ESI has also negotiated a preferred network of pharmacies that, if used by the members, will deliver focused plan savings, and is a wider network than just using one brand.
Bottom Line: ESI is a thorough PBM option that is exceptionally clinically strong, which helps address adherence issues, treatment gaps, and drug abuse. They have great discounts, as well.
Navitus: The Navitus name is almost synonymous with the innovation of transparent PBM pricing, which is a solid trend that has increased steadily in recent years. The Navitus transparency model operates by allowing plans to pay a flat fee per month in exchange for (1) full rebates, (2) no spread or margin paid to the PBM on pharmacy claims, and (3) fee transparency paid to external parties.

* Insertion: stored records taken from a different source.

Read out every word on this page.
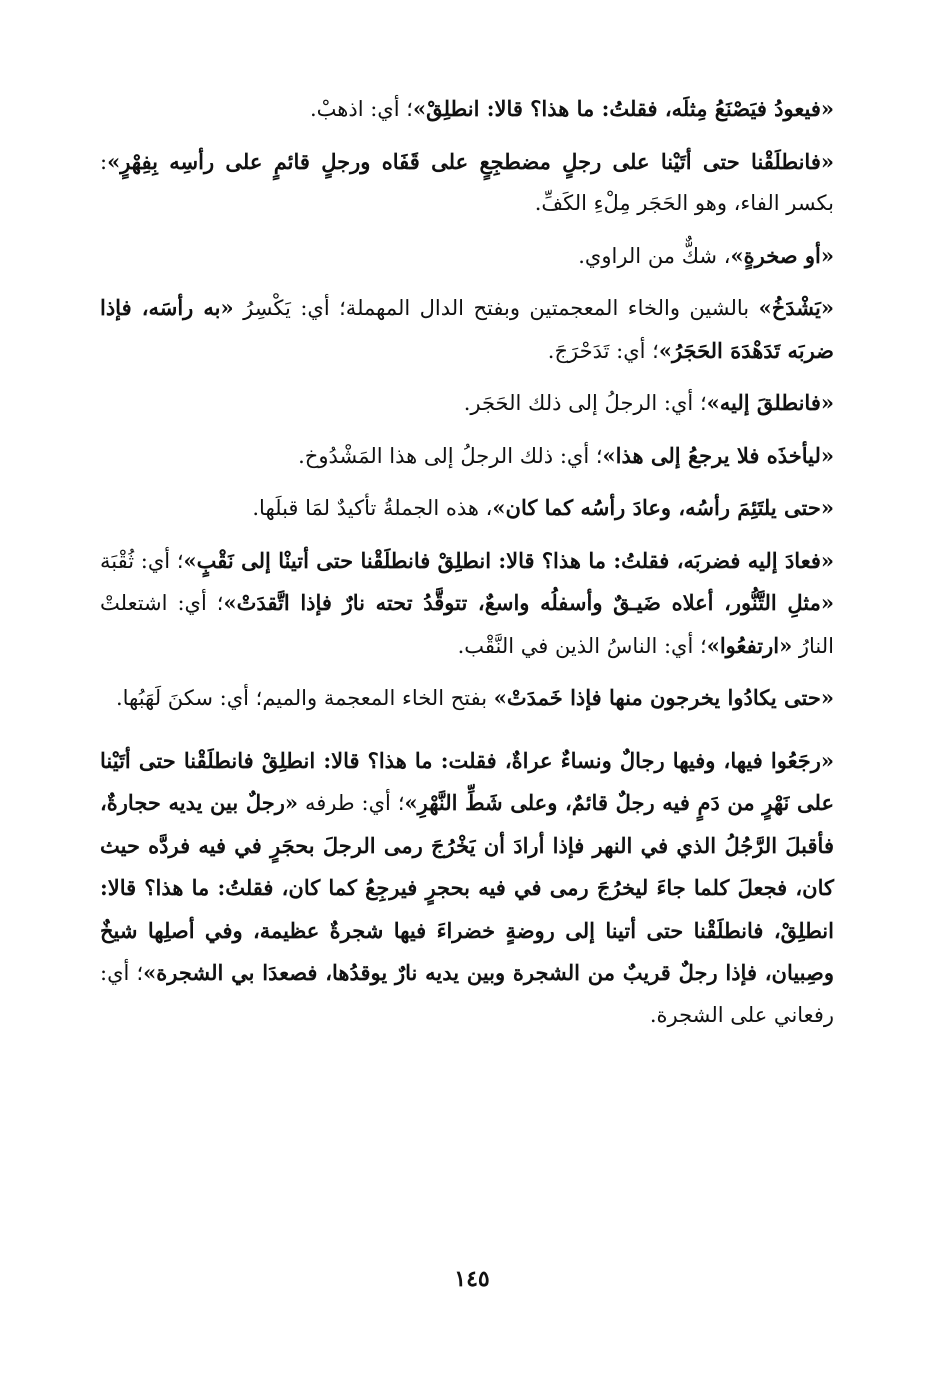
«فيعودُ فيَصْنَعُ مِثلَه، فقلتُ: ما هذا؟ قالا: انطلِقْ»؛ أي: اذهبْ.

«فانطلَقْنا حتى أتَيْنا على رجلٍ مضطجِعٍ على قَفَاه ورجلٍ قائمٍ على رأسِه بِفِهْرٍ»: بكسر الفاء، وهو الحَجَر مِلْءِ الكَفِّ.

«أو صخرةٍ»، شكٌّ من الراوي.

«يَشْدَخُ» بالشين والخاء المعجمتين وبفتح الدال المهملة؛ أي: يَكْسِرُ «به رأسَه، فإذا ضربَه تَدَهْدَهَ الحَجَرُ»؛ أي: تَدَحْرَجَ.

«فانطلقَ إليه»؛ أي: الرجلُ إلى ذلك الحَجَر.

«ليأخذَه فلا يرجعُ إلى هذا»؛ أي: ذلك الرجلُ إلى هذا المَشْدُوخ.

«حتى يلتَئِمَ رأسُه، وعادَ رأسُه كما كان»، هذه الجملةُ تأكيدٌ لمَا قبلَها.

«فعادَ إليه فضربَه، فقلتُ: ما هذا؟ قالا: انطلِقْ فانطلَقْنا حتى أتينْا إلى نَقْبٍ»؛ أي: ثُقْبَة «مثلِ التَّنُّور، أعلاه ضَيـقٌ وأسفلُه واسعٌ، تتوقَّدُ تحته نارٌ فإذا اتَّقدَتْ»؛ أي: اشتعلتْ النارُ «ارتفعُوا»؛ أي: الناسُ الذين في النَّقْب.

«حتى يكادُوا يخرجون منها فإذا خَمدَتْ» بفتح الخاء المعجمة والميم؛ أي: سكنَ لَهَبُها.

«رجَعُوا فيها، وفيها رجالٌ ونساءٌ عراةٌ، فقلت: ما هذا؟ قالا: انطلِقْ فانطلَقْنا حتى أتَيْنا على نَهْرٍ من دَمٍ فيه رجلٌ قائمٌ، وعلى شَطِّ النَّهْرِ»؛ أي: طرفه «رجلٌ بين يديه حجارةٌ، فأقبلَ الرَّجُلُ الذي في النهر فإذا أرادَ أن يَخْرُجَ رمى الرجلَ بحجَرٍ في فيه فردَّه حيث كان، فجعلَ كلما جاءَ ليخرُجَ رمى في فيه بحجرٍ فيرجِعُ كما كان، فقلتُ: ما هذا؟ قالا: انطلِقْ، فانطلَقْنا حتى أتينا إلى روضةٍ خضراءَ فيها شجرةٌ عظيمة، وفي أصلِها شيخٌ وصِبيان، فإذا رجلٌ قريبٌ من الشجرة وبين يديه نارٌ يوقدُها، فصعدَا بي الشجرة»؛ أي: رفعاني على الشجرة.

١٤٥
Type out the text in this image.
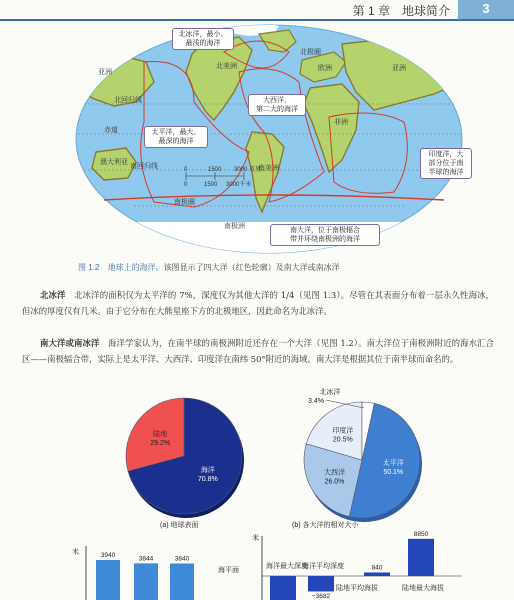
第 1 章　地球简介	3
北美洲
南美洲
欧洲
亚洲
亚洲
非洲
澳大利亚
北极圈
北回归线
赤道
南回归线
南极圈
南极洲
0	1500 3000 英里
0	1500 3000千米
北冰洋，最小、
最浅的海洋
大西洋，
第二大的海洋
太平洋，最大、
最深的海洋
印度洋，大
部分位于南
半球的海洋
南大洋，位于南极辐合
带并环绕南极洲的海洋
图 1.2 地球上的海洋。该图显示了四大洋（红色轮廓）及南大洋或南冰洋
北冰洋　 北冰洋的面积仅为太平洋的 7%，深度仅为其他大洋的 1/4（见图 1.3）。尽管在其表面分布着一层永久性海冰，但冰的厚度仅有几米。由于它分布在大熊星座下方的北极地区，因此命名为北冰洋。
南大洋或南冰洋　 海洋学家认为，在南半球的南极洲附近还存在一个大洋（见图 1.2）。南大洋位于南极洲附近的海水汇合区——南极辐合带，实际上是太平洋、大西洋、印度洋在南纬 50°附近的海域。南大洋是根据其位于南半球而命名的。
海洋
70.8%
陆地
29.2%
太平洋
50.1%
大西洋
26.0%
印度洋
20.5%
北冰洋
3.4%
(a) 地球表面	(b) 各大洋的相对大小
米	3940	3844	3840
米
海平面
−3682
840
8850
海洋最大深度
海洋平均深度
陆地平均海拔	陆地最大海拔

It is challenging to directly compare the Navitus cost against the traditional PBM cost, but results suggest the cost savings could be significant because groups recapture money from so many areas. It is virtually certain that the discounts negotiated by Navitus with the pharmacies are lower than are negotiated by the other PBMs. Nevertheless, because Navitus does not mark up the discounted price with a spread, it is likely that the group will pay less per scrip than they would with a larger PBM in many, if not the majority, of cases. Furthermore, a plan will be able to see exactly what the cost structure looks like and will be able to more easily track all its expenditures with the transparent model.
Bottom Line: Navitus may or may not be the lowest overall cost of the PBM options, but you know exactly what you are paying them and where your dollars are going, which is empowering for good decision making.

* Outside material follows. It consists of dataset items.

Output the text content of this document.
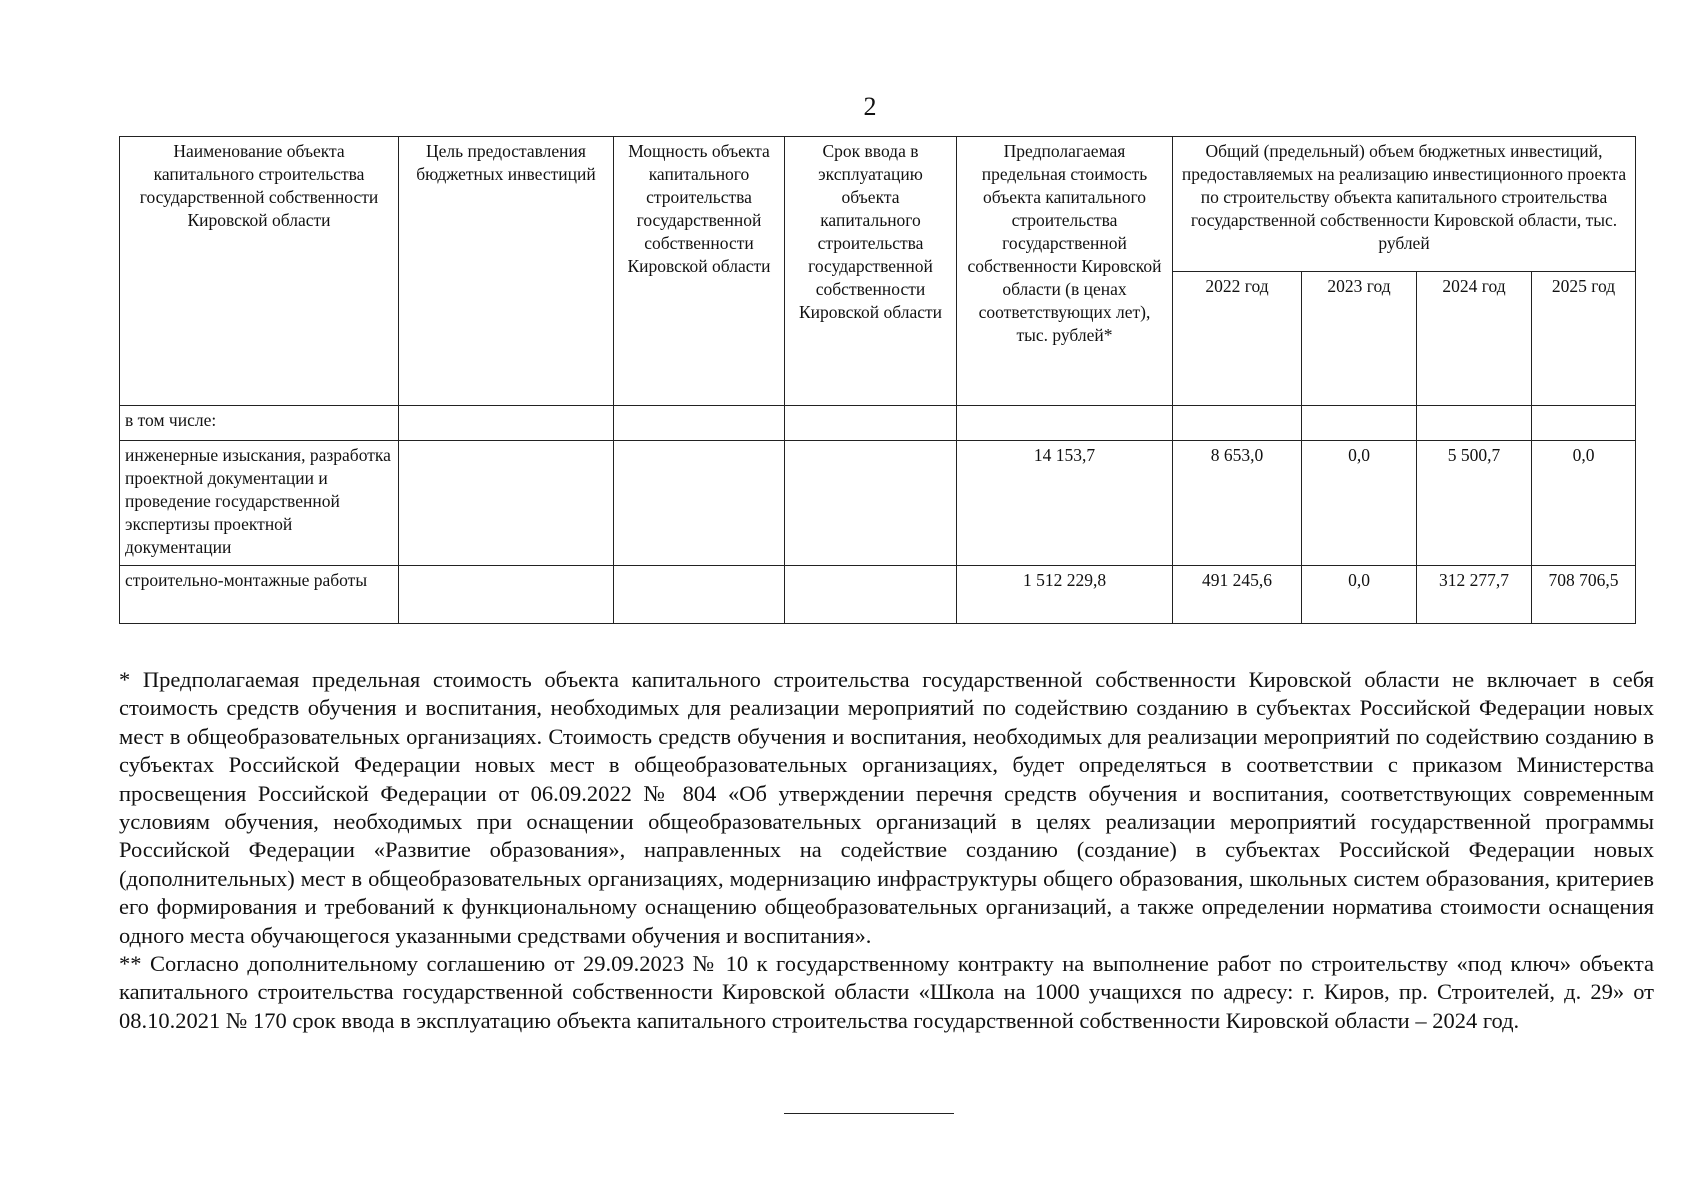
2
Наименование объекта капитального строительства государственной собственности Кировской области	Цель предоставления бюджетных инвестиций	Мощность объекта капитального строительства государственной собственности Кировской области	Срок ввода в эксплуатацию объекта капитального строительства государственной собственности Кировской области	Предполагаемая предельная стоимость объекта капитального строительства государственной собственности Кировской области (в ценах соответствующих лет), тыс. рублей*	Общий (предельный) объем бюджетных инвестиций, предоставляемых на реализацию инвестиционного проекта по строительству объекта капитального строительства государственной собственности Кировской области, тыс. рублей			
					2022 год	2023 год	2024 год	2025 год
в том числе:								
инженерные изыскания, разработка проектной документации и проведение государственной экспертизы проектной документации				14 153,7	8 653,0	0,0	5 500,7	0,0
строительно-монтажные работы				1 512 229,8	491 245,6	0,0	312 277,7	708 706,5

* Предполагаемая предельная стоимость объекта капитального строительства государственной собственности Кировской области не включает в себя стоимость средств обучения и воспитания, необходимых для реализации мероприятий по содействию созданию в субъектах Российской Федерации новых мест в общеобразовательных организациях. Стоимость средств обучения и воспитания, необходимых для реализации мероприятий по содействию созданию в субъектах Российской Федерации новых мест в общеобразовательных организациях, будет определяться в соответствии с приказом Министерства просвещения Российской Федерации от 06.09.2022 № 804 «Об утверждении перечня средств обучения и воспитания, соответствующих современным условиям обучения, необходимых при оснащении общеобразовательных организаций в целях реализации мероприятий государственной программы Российской Федерации «Развитие образования», направленных на содействие созданию (создание) в субъектах Российской Федерации новых (дополнительных) мест в общеобразовательных организациях, модернизацию инфраструктуры общего образования, школьных систем образования, критериев его формирования и требований к функциональному оснащению общеобразовательных организаций, а также определении норматива стоимости оснащения одного места обучающегося указанными средствами обучения и воспитания».

** Согласно дополнительному соглашению от 29.09.2023 № 10 к государственному контракту на выполнение работ по строительству «под ключ» объекта капитального строительства государственной собственности Кировской области «Школа на 1000 учащихся по адресу: г. Киров, пр. Строителей, д. 29» от 08.10.2021 № 170 срок ввода в эксплуатацию объекта капитального строительства государственной собственности Кировской области – 2024 год.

In summary, this is a very quick and rough assessment of three multibillion-dollar companies, and represents this author’s opinion of the respective strengths of each when you hire them for your members and your plan. Any time you are bidding, ensure you (1) know your plan’s greatest weakness on the pharmacy side, and (2) interview each of them (and others) with these needs specifically in mind to see who offers the most for your plan.
 Empowered plan sponsors are those who have the option in their self-funding arrangement of choosing a PBM. If you are a plan sponsor who is being prevented from selecting a PBM of your choice, you may want to consider a new arrangement, working with an unbundled TPA instead of a fully bundled arrangement.
 I gained this information from Caremark at a free lunch meeting, from ESI at a free conference, and from Navitus on a conference call. There was no payment for writing this article and no commission or fee paid to anyone who uses these services. At the time of this writing, none of these companies sponsor Benefits Strategy, either.